Finnish student life is full of traditions – from overalls to sitz parties. For law students the two most important student/study associations are (surprise, surprise) ELSA and ESN. The local law student association, LEX, which is similar to JFV and Nexus, organizes most of their events in Finnish, and they are limited to members of the association. I was actively involved with writing for the magazine of ELSA and got to know some Finnish students that way. Otherwise, it can be rather difficult to get to know Finnish students.

Finding housing is difficult – luckily I was able to find housing before coming to Turku. The University offers housing for international students, however, the housing is quite limited. I was offered a shared room, with a shared kitchen, located roughly 5 km from the city center and University. I luckily found an apartment in the city center, while waiting for a response and to be honest, it’s going to be one of the things I’ll miss most from my exchange. What I would say is that if offered university housing (wherever you go) take it. At least in my case, I didn’t meet that many students in classes as it’s very much self-study focused, and living outside of student accommodation meant that I didn’t get so close with the rest of the Erasmus students. I was fortunate to get to know some local students and locals through volunteering for an NGO.

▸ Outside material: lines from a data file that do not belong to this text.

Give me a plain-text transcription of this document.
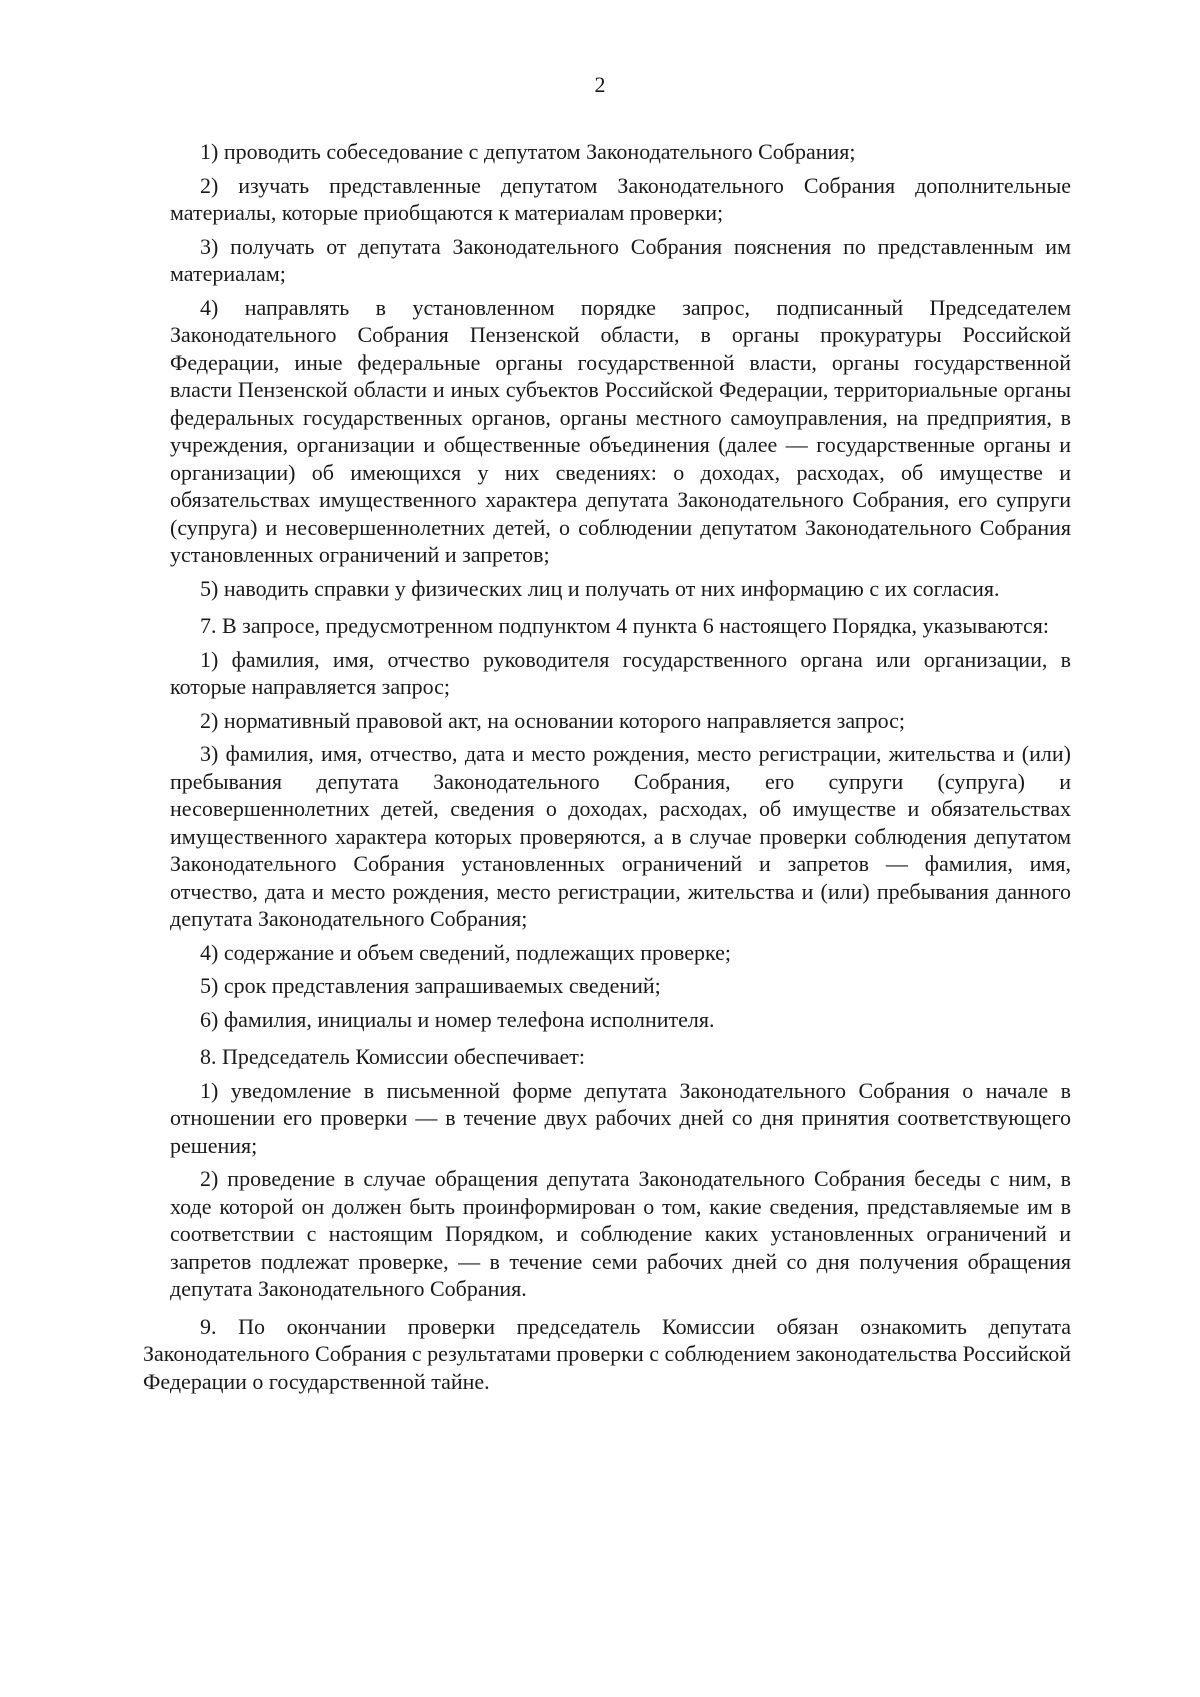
2

1) проводить собеседование с депутатом Законодательного Собрания;

2) изучать представленные депутатом Законодательного Собрания дополнительные материалы, которые приобщаются к материалам проверки;

3) получать от депутата Законодательного Собрания пояснения по представленным им материалам;

4) направлять в установленном порядке запрос, подписанный Председателем Законодательного Собрания Пензенской области, в органы прокуратуры Российской Федерации, иные федеральные органы государственной власти, органы государственной власти Пензенской области и иных субъектов Российской Федерации, территориальные органы федеральных государственных органов, органы местного самоуправления, на предприятия, в учреждения, организации и общественные объединения (далее — государственные органы и организации) об имеющихся у них сведениях: о доходах, расходах, об имуществе и обязательствах имущественного характера депутата Законодательного Собрания, его супруги (супруга) и несовершеннолетних детей, о соблюдении депутатом Законодательного Собрания установленных ограничений и запретов;

5) наводить справки у физических лиц и получать от них информацию с их согласия.

7. В запросе, предусмотренном подпунктом 4 пункта 6 настоящего Порядка, указываются:

1) фамилия, имя, отчество руководителя государственного органа или организации, в которые направляется запрос;

2) нормативный правовой акт, на основании которого направляется запрос;

3) фамилия, имя, отчество, дата и место рождения, место регистрации, жительства и (или) пребывания депутата Законодательного Собрания, его супруги (супруга) и несовершеннолетних детей, сведения о доходах, расходах, об имуществе и обязательствах имущественного характера которых проверяются, а в случае проверки соблюдения депутатом Законодательного Собрания установленных ограничений и запретов — фамилия, имя, отчество, дата и место рождения, место регистрации, жительства и (или) пребывания данного депутата Законодательного Собрания;

4) содержание и объем сведений, подлежащих проверке;

5) срок представления запрашиваемых сведений;

6) фамилия, инициалы и номер телефона исполнителя.

8. Председатель Комиссии обеспечивает:

1) уведомление в письменной форме депутата Законодательного Собрания о начале в отношении его проверки — в течение двух рабочих дней со дня принятия соответствующего решения;

2) проведение в случае обращения депутата Законодательного Собрания беседы с ним, в ходе которой он должен быть проинформирован о том, какие сведения, представляемые им в соответствии с настоящим Порядком, и соблюдение каких установленных ограничений и запретов подлежат проверке, — в течение семи рабочих дней со дня получения обращения депутата Законодательного Собрания.

9. По окончании проверки председатель Комиссии обязан ознакомить депутата Законодательного Собрания с результатами проверки с соблюдением законодательства Российской Федерации о государственной тайне.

Similarly, to discounts in public transportation and food, student union membership gives discounts in some awesome things like theater tickets for cheap prices etc. A lot of these perks are pretty much useless if you don’t speak any Finnish. Speaking Finnish, I took advantage of the cheap theater ticket prices and saw 3 of the 5 plays showed performed during my exchange.

In general, Turku wasn’t quite what I expected it to be, but I’m still happy about my decision to apply here. A semester ‘abroad’ at your home country can be very eye-opening. I can now understand my friends’ conversations much better, but I also understand the Finnish legal system better. My exchange experience fulfilled the purpose I set for it – to figure out whether I want to continue my studies in Finland after completing my LLB. If you’re considering going to Finland on your semester abroad, feel free to approach me and ask any questions you have.